There is one pot, though, that doesn’t have drainage holes, so if anyone overwaters it, the poor thing just sits in a bog. I did this without realising. It was only like that for a few days before Mum spotted my mistake, but apparently that was long enough to kill it. Soon the leaves began to yellow and drop off, and then the plant rotted altogether. Not even William, the gardener, has been able to revive it.

Well, this morning over breakfast, Eric presented me with a “present.” I opened it to find a gadget for testing whether a plant needs watering. I think, like the bike present that time, it was meant as a bit of a leg-pull — but it’s actually quite useful.

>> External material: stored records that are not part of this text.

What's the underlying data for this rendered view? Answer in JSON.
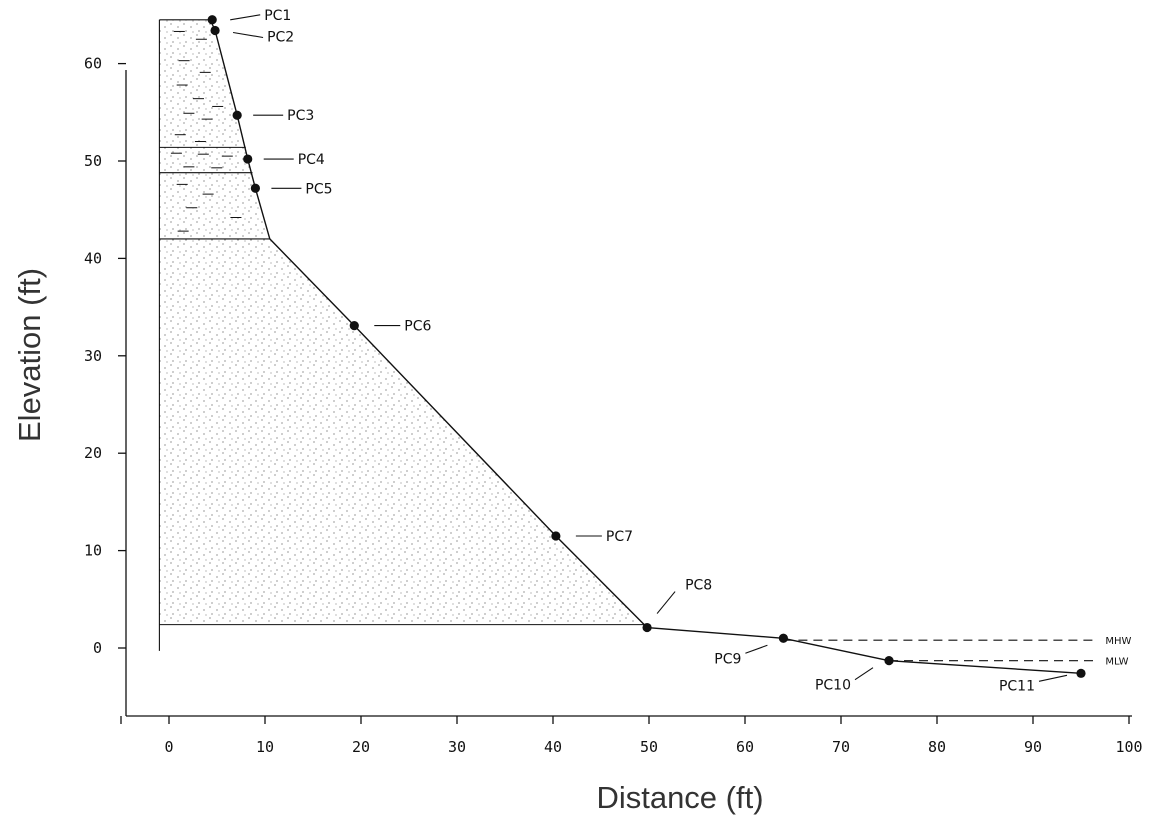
{
  "chart_data": {
    "type": "scatter",
    "title": "",
    "xlabel": "Distance (ft)",
    "ylabel": "Elevation (ft)",
    "xlim": [
      -5,
      100
    ],
    "ylim": [
      -7,
      64
    ],
    "xticks": [
      0,
      10,
      20,
      30,
      40,
      50,
      60,
      70,
      80,
      90,
      100
    ],
    "yticks": [
      0,
      10,
      20,
      30,
      40,
      50,
      60
    ],
    "grid": false,
    "legend": "none",
    "points": [
      {
        "label": "PC1",
        "x": 4.5,
        "y": 64.5
      },
      {
        "label": "PC2",
        "x": 4.8,
        "y": 63.4
      },
      {
        "label": "PC3",
        "x": 7.1,
        "y": 54.7
      },
      {
        "label": "PC4",
        "x": 8.2,
        "y": 50.2
      },
      {
        "label": "PC5",
        "x": 9.0,
        "y": 47.2
      },
      {
        "label": "PC6",
        "x": 19.3,
        "y": 33.1
      },
      {
        "label": "PC7",
        "x": 40.3,
        "y": 11.5
      },
      {
        "label": "PC8",
        "x": 49.8,
        "y": 2.1
      },
      {
        "label": "PC9",
        "x": 64.0,
        "y": 1.0
      },
      {
        "label": "PC10",
        "x": 75.0,
        "y": -1.3
      },
      {
        "label": "PC11",
        "x": 95.0,
        "y": -2.6
      }
    ],
    "profile_line": [
      {
        "x": 4.3,
        "y": 64.5
      },
      {
        "x": 4.8,
        "y": 63.4
      },
      {
        "x": 7.1,
        "y": 54.7
      },
      {
        "x": 8.2,
        "y": 50.2
      },
      {
        "x": 9.0,
        "y": 47.2
      },
      {
        "x": 10.5,
        "y": 42.0
      },
      {
        "x": 19.3,
        "y": 33.1
      },
      {
        "x": 40.3,
        "y": 11.5
      },
      {
        "x": 49.8,
        "y": 2.1
      },
      {
        "x": 64.0,
        "y": 1.0
      },
      {
        "x": 75.0,
        "y": -1.3
      },
      {
        "x": 95.0,
        "y": -2.6
      }
    ],
    "layer_boundaries": [
      {
        "y": 51.4,
        "x_end": 8.0
      },
      {
        "y": 48.8,
        "x_end": 8.7
      },
      {
        "y": 42.0,
        "x_end": 10.5
      },
      {
        "y": 2.4,
        "x_end": 49.8
      }
    ],
    "annotations": [
      {
        "label": "MHW",
        "y": 0.8,
        "x_start": 64.0,
        "x_end": 96.5
      },
      {
        "label": "MLW",
        "y": -1.3,
        "x_start": 75.0,
        "x_end": 96.5
      }
    ]
  }
}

It’s a thin rod with a gauge on one end; you stick the pointy end into the soil, and the gauge tells you how wet it is.

There was a good deal of merriment about that over breakfast. Mum even tried to claim it at one point. In the end, we struck a deal: she can borrow my moisture meter if I’m allowed to use her new feather duster. That was agreed — with the strict proviso that I don’t take the duster out to use on my tractor.

“That sounds like you’re going to be drawing up plans to have the front door widened a bit then, Katie!”

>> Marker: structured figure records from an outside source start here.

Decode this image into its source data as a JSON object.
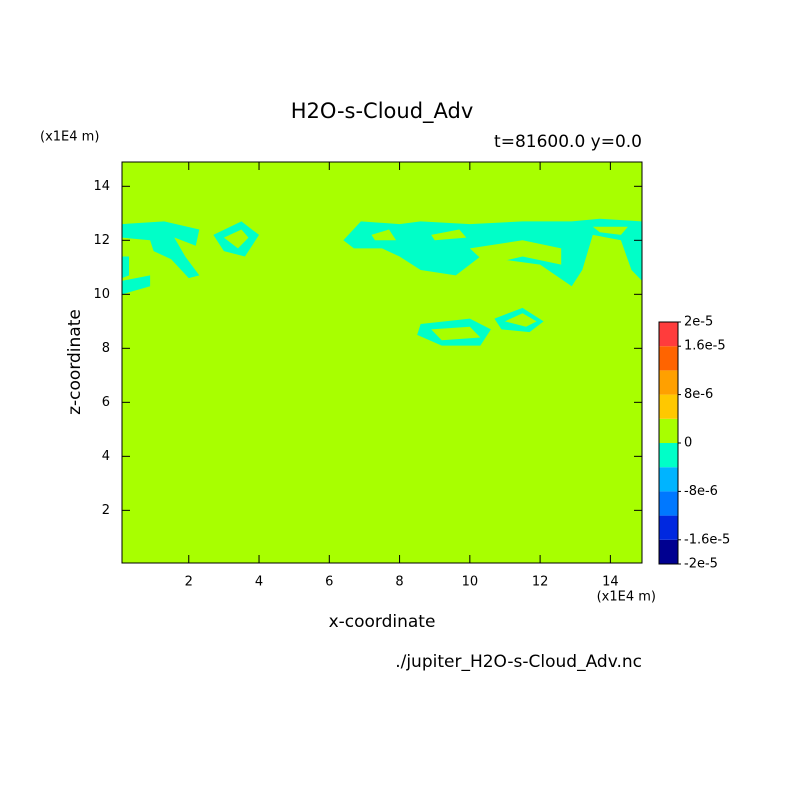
{
  "chart_data": {
    "type": "contour",
    "title": "H2O-s-Cloud_Adv",
    "subtitle": "t=81600.0 y=0.0",
    "y_unit": "(x1E4 m)",
    "x_unit": "(x1E4 m)",
    "x_label": "x-coordinate",
    "y_label": "z-coordinate",
    "footer": "./jupiter_H2O-s-Cloud_Adv.nc",
    "xlim": [
      0.1,
      14.9
    ],
    "ylim": [
      0.05,
      14.9
    ],
    "xticks": [
      2,
      4,
      6,
      8,
      10,
      12,
      14
    ],
    "yticks": [
      2,
      4,
      6,
      8,
      10,
      12,
      14
    ],
    "colorbar": {
      "levels": [
        -2e-05,
        -1.6e-05,
        -1.2e-05,
        -8e-06,
        -4e-06,
        0,
        4e-06,
        8e-06,
        1.2e-05,
        1.6e-05,
        2e-05
      ],
      "colors": [
        "#000090",
        "#0028e0",
        "#0078ff",
        "#00b4ff",
        "#00ffc8",
        "#a8ff00",
        "#ffc800",
        "#ffa000",
        "#ff6400",
        "#ff3c3c"
      ],
      "ticks": [
        {
          "value": 2e-05,
          "label": "2e-5"
        },
        {
          "value": 1.6e-05,
          "label": "1.6e-5"
        },
        {
          "value": 8e-06,
          "label": "8e-6"
        },
        0,
        {
          "value": -8e-06,
          "label": "-8e-6"
        },
        {
          "value": -1.6e-05,
          "label": "-1.6e-5"
        },
        {
          "value": -2e-05,
          "label": "-2e-5"
        }
      ]
    },
    "background_band": 5,
    "regions": [
      {
        "band": 4,
        "x": [
          0.1,
          1.3,
          2.3,
          2.2,
          1.6,
          0.9,
          0.1
        ],
        "z": [
          12.6,
          12.7,
          12.4,
          11.8,
          12.1,
          12.0,
          12.1
        ]
      },
      {
        "band": 4,
        "x": [
          0.9,
          1.5,
          1.9,
          2.3,
          2.0,
          1.5,
          1.0
        ],
        "z": [
          12.0,
          12.3,
          11.4,
          10.7,
          10.6,
          11.3,
          11.6
        ]
      },
      {
        "band": 4,
        "x": [
          0.1,
          0.9,
          0.9,
          0.1
        ],
        "z": [
          10.5,
          10.7,
          10.3,
          10.0
        ]
      },
      {
        "band": 4,
        "x": [
          0.1,
          0.3,
          0.3,
          0.1
        ],
        "z": [
          11.4,
          11.4,
          10.7,
          10.6
        ]
      },
      {
        "band": 4,
        "x": [
          2.7,
          3.5,
          4.0,
          3.6,
          3.0
        ],
        "z": [
          12.2,
          12.7,
          12.2,
          11.4,
          11.6
        ]
      },
      {
        "band": 5,
        "x": [
          3.0,
          3.5,
          3.7,
          3.4
        ],
        "z": [
          12.1,
          12.4,
          12.1,
          11.7
        ]
      },
      {
        "band": 4,
        "x": [
          6.4,
          6.9,
          8.0,
          8.6,
          10.0,
          11.5,
          12.9,
          13.7,
          14.9,
          14.9,
          14.6,
          14.3,
          13.5,
          13.2,
          12.9,
          12.0,
          10.3,
          9.6,
          8.6,
          8.0,
          7.5,
          6.7
        ],
        "z": [
          12.0,
          12.7,
          12.6,
          12.7,
          12.6,
          12.7,
          12.7,
          12.8,
          12.7,
          10.5,
          10.9,
          12.0,
          12.2,
          10.9,
          10.3,
          11.1,
          11.4,
          10.7,
          10.9,
          11.4,
          11.7,
          11.7
        ]
      },
      {
        "band": 5,
        "x": [
          7.2,
          7.7,
          7.9,
          7.3
        ],
        "z": [
          12.2,
          12.4,
          12.0,
          12.0
        ]
      },
      {
        "band": 5,
        "x": [
          8.9,
          9.7,
          9.9,
          9.0
        ],
        "z": [
          12.2,
          12.4,
          12.1,
          12.0
        ]
      },
      {
        "band": 5,
        "x": [
          10.0,
          11.5,
          12.6,
          12.6,
          11.5,
          10.5
        ],
        "z": [
          11.7,
          12.0,
          11.7,
          11.1,
          11.4,
          11.1
        ]
      },
      {
        "band": 5,
        "x": [
          13.5,
          14.5,
          14.3,
          13.7
        ],
        "z": [
          12.5,
          12.5,
          12.2,
          12.3
        ]
      },
      {
        "band": 4,
        "x": [
          8.6,
          10.0,
          10.6,
          10.3,
          9.2,
          8.5
        ],
        "z": [
          8.9,
          9.1,
          8.7,
          8.1,
          8.1,
          8.5
        ]
      },
      {
        "band": 5,
        "x": [
          8.9,
          10.0,
          10.3,
          9.2
        ],
        "z": [
          8.7,
          8.8,
          8.4,
          8.3
        ]
      },
      {
        "band": 4,
        "x": [
          10.7,
          11.5,
          12.1,
          11.7,
          10.9
        ],
        "z": [
          9.1,
          9.5,
          9.0,
          8.6,
          8.7
        ]
      },
      {
        "band": 5,
        "x": [
          11.0,
          11.5,
          11.9,
          11.6
        ],
        "z": [
          9.0,
          9.3,
          9.0,
          8.8
        ]
      }
    ]
  }
}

That was Eric’s solution to my feather duster restrictions. You can always count on him to provide a sensible answer to any problem.

This morning I helped Mum with some housework — cleaning, tidying, and what have you. I don’t mind doing it, and my company seems to mean a lot to her. Then this afternoon we made marmalade. It’s the first we’ve made while I’ve been here, though Mum says she always makes her own. We ran out a couple of weeks back, so we’ve been using shop-bought, which Eric has found something to complain about almost every morning. So tomorrow, at least, he should be happy.

This evening the kitchen still smells faintly of oranges and sugar, and the jars are lined up on the counter catching the lamplight. Mum says we’ll label them in the morning once they’re properly set. For now, it feels like a small, homely triumph — the sort of day that ends with laughter still hanging in the air and everything quietly in its place.